If your reference point for puppets begins and ends with Sesame Street, recalibration is required. Puppet slams—an outgrowth of experimental puppetry scenes in Boston and New York in the 1990s—are built around quick-hit performances, usually five to seven minutes long, that range from the absurd to the introspective to the gleefully grotesque.

“There’s a lot of different styles that are presented,” says Dov Manley, a Newburgh-based puppeteer and co-organizer. “Sometimes it’s humorous, sometimes it’s blue, sometimes we love some good puppet gore.”
Yes, puppet gore.
Past slams have featured dismembered figures spilling ribbons of red fabric, sock-puppet lovers separated by the cruel mechanics of a washing machine, and political improv involving a puppet version of Donald Trump chasing down a stack of Epstein files as the audience passed the papers hand to hand to keep them out of reach. If the phrase “anything can happen” has lost its edge through overuse, here it regains a little bite.
The structure is simple: eight performers, an hour and a half, a rotating cast drawn largely from the Hudson Valley with a few ringers from New York City and beyond. Hosted by Liz Joyce, the evening will feature performances by William PK Carter, Carole D’Agostino, Opal Elwell, Scott Hitz, Chris Palmieri, Cabot Parsons, and Brad Shur.

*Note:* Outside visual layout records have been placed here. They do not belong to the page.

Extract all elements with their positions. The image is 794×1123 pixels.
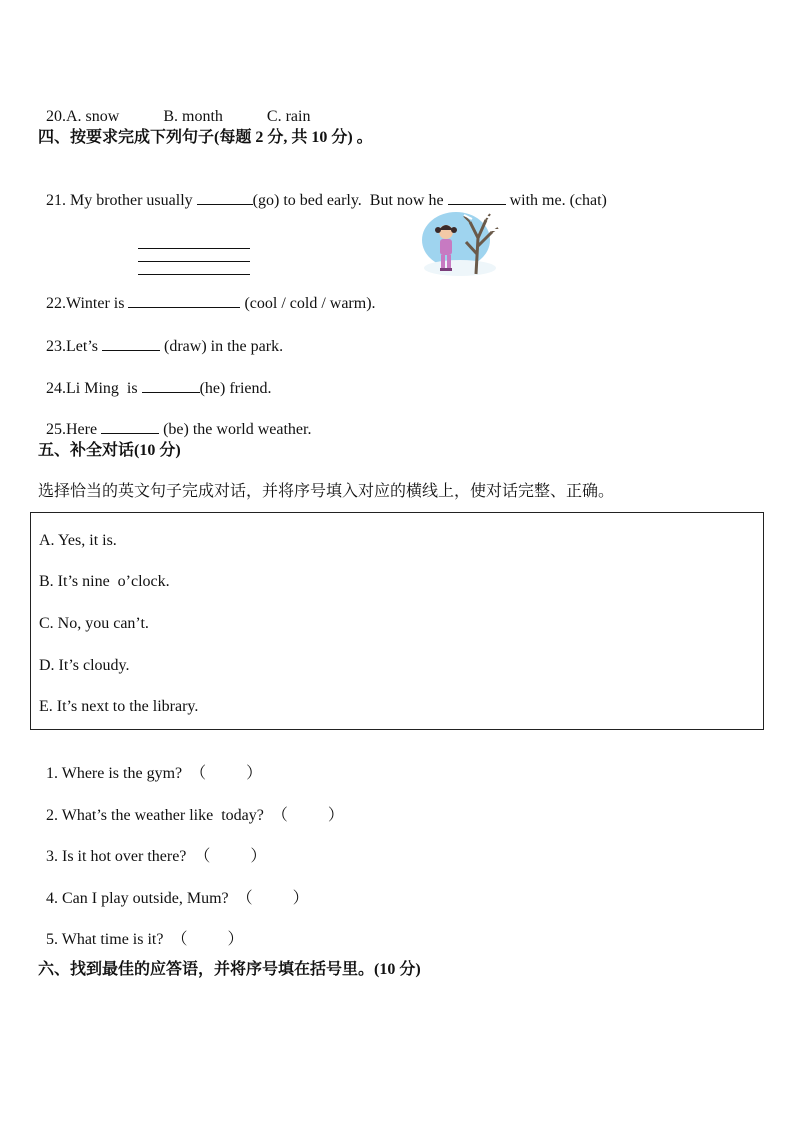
dialogue-question-5-text: 5. What time is it? [46, 931, 164, 948]
question-21-text-2: (go) to bed early. But now he [252, 192, 448, 209]
dialogue-question-1 [38, 744, 262, 784]
dialogue-option-b: B. It’s nine o’clock. [39, 573, 170, 590]
section-4-heading: 四、按要求完成下列句子(每题 2 分, 共 10 分) 。 [38, 129, 373, 146]
question-22-text-1: Winter is [66, 295, 129, 312]
question-21-number: 21 [46, 192, 62, 209]
section-5-instruction: 选择恰当的英文句子完成对话，并将序号填入对应的横线上，使对话完整、正确。 [38, 483, 615, 500]
question-25-blank[interactable] [101, 419, 159, 434]
question-24-text-1: Li Ming is [66, 380, 142, 397]
question-25-text-2: (be) the world weather. [159, 421, 312, 438]
question-25-text-1: Here [66, 421, 102, 438]
question-23-text-1: Let’s [66, 338, 102, 355]
dialogue-answer-5[interactable]: （ ） [163, 931, 244, 948]
dialogue-question-3 [38, 827, 266, 867]
dialogue-answer-2[interactable]: （ ） [263, 807, 344, 824]
question-22-number: 22. [46, 295, 66, 312]
question-25 [38, 399, 311, 440]
question-22-blank[interactable] [128, 293, 240, 308]
dialogue-option-a: A. Yes, it is. [39, 532, 117, 549]
dialogue-question-3-text: 3. Is it hot over there? [46, 848, 187, 865]
section-6-heading: 六、找到最佳的应答语，并将序号填在括号里。(10 分) [38, 961, 421, 978]
question-23-text-2: (draw) in the park. [160, 338, 284, 355]
winter-girl-tree-picture [420, 210, 502, 282]
question-24-blank[interactable] [142, 378, 200, 393]
dialogue-option-c: C. No, you can’t. [39, 615, 149, 632]
question-23 [38, 316, 283, 357]
dialogue-question-2 [38, 786, 344, 826]
question-24 [38, 358, 272, 399]
question-21 [38, 170, 607, 211]
question-24-number: 24. [46, 380, 66, 397]
section-5-heading: 五、补全对话(10 分) [38, 442, 181, 459]
question-20-option-b: B. month [163, 108, 223, 125]
question-21-blank-1[interactable] [197, 190, 253, 205]
question-25-number: 25. [46, 421, 66, 438]
dialogue-answer-4[interactable]: （ ） [228, 890, 309, 907]
dialogue-question-5 [38, 910, 243, 950]
question-21-text-1: . My brother usually [62, 192, 197, 209]
dialogue-question-1-text: 1. Where is the gym? [46, 765, 183, 782]
question-22-text-2: (cool / cold / warm). [240, 295, 376, 312]
question-21-text-3: with me. (chat) [505, 192, 607, 209]
question-20-option-a: A. snow [66, 108, 120, 125]
dialogue-question-4-text: 4. Can I play outside, Mum? [46, 890, 229, 907]
question-23-number: 23. [46, 338, 66, 355]
question-22-blank-line-1 [138, 248, 250, 249]
question-24-text-2: (he) friend. [199, 380, 272, 397]
question-23-blank[interactable] [102, 336, 160, 351]
dialogue-question-4 [38, 869, 309, 909]
question-20 [38, 87, 310, 127]
question-22-blank-line-2 [138, 261, 250, 262]
dialogue-option-d: D. It’s cloudy. [39, 657, 130, 674]
question-20-number: 20. [46, 108, 66, 125]
dialogue-options-box [30, 512, 764, 730]
dialogue-answer-3[interactable]: （ ） [186, 848, 267, 865]
dialogue-question-2-text: 2. What’s the weather like today? [46, 807, 264, 824]
dialogue-answer-1[interactable]: （ ） [182, 765, 263, 782]
question-22 [38, 273, 376, 314]
question-21-blank-2[interactable] [448, 190, 506, 205]
dialogue-option-e: E. It’s next to the library. [39, 698, 199, 715]
question-20-option-c: C. rain [266, 108, 311, 125]
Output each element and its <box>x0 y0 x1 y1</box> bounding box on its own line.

The simplicity is part of the appeal. For performers, the format offers something rare: freedom. “A lot of puppeteers, like myself, do children’s work,” Manley says. “This lets you get out of that box and play in a different sandbox.”
That sandbox can include anything from a dog reciting a poem about its own less-than-dignified habits to a cardboard “wise old sage” delivering a bleak monologue about environmental collapse, staged with shadow puppetry. The only real constraint is time.
“You only have five to seven minutes,” Manley says. “So it becomes: What do I want to say? What have I been thinking about?”

That question—equal parts artistic and existential—gives the evening its shape. The result is a kind of rapid-fire variety show where tone shifts quickly and often. One act might lean into stand-up rhythms, another into visual spectacle, another into something closer to performance art. Martinez notes that even seasoned audiences are often surprised by the range. “There’s so many different kinds of puppetry,” he says. “Even in one night, you get to see just so many different genres and styles.”
The event has also begun to function as a gathering point for a loosely connected regional scene. What started as a programming idea—Martinez was looking for something serial, something memorable—has turned into a modest but growing network of performers. Some are veterans of the Puppet Slam Network, a national organization that supports slams across the country; others are local artists who discovered the form through Uncanny Valley itself.

“We’ve had people come up after the show and say, ‘I’m a puppeteer—I want to be part of this,’” Manley says.
That mix—local talent, out-of-town acts, newcomers testing the waters—keeps the lineup in motion. It also keeps the organizers on their toes. One of the ongoing challenges is simply getting people to commit, and then to follow through. Another is making sure the ideas stay fresh. “You constantly want new work,” Manley says. “You don’t want people repeating the same pieces.”
As for the name, Uncanny Valley, it arrived with a wink and stuck. Borrowed from the term used to describe the unsettling effect of near-human replicas, it doubles as a nod to place and tone: Hudson Valley meets the strange. Which is more or less the promise of the night itself. You may not know exactly what you’re walking into. But somewhere between the laughter, the mild shock, and the occasional spray of red ribbon, it tends to cohere.
Uncanny Valley Puppet Slam
Where: Lobby at the Ritz, 107 Broadway, Newburgh
When: Saturday, March 28, 7–9pm
Tickets: $20
What: A one-night-only showcase of short-form, adult-oriented puppetry—eight performers delivering five- to seven-minute acts that range from comic to dark to experimental.
Who: Hosted by Liz Joyce, with performers from the Hudson Valley, New York City, and beyond.
Why Go: A fast-moving, anything-goes puppetry cabaret that blends vaudeville, experimental theater, and a distinctly offbeat sense of humor—Newburgh’s answer to downtown puppet chaos.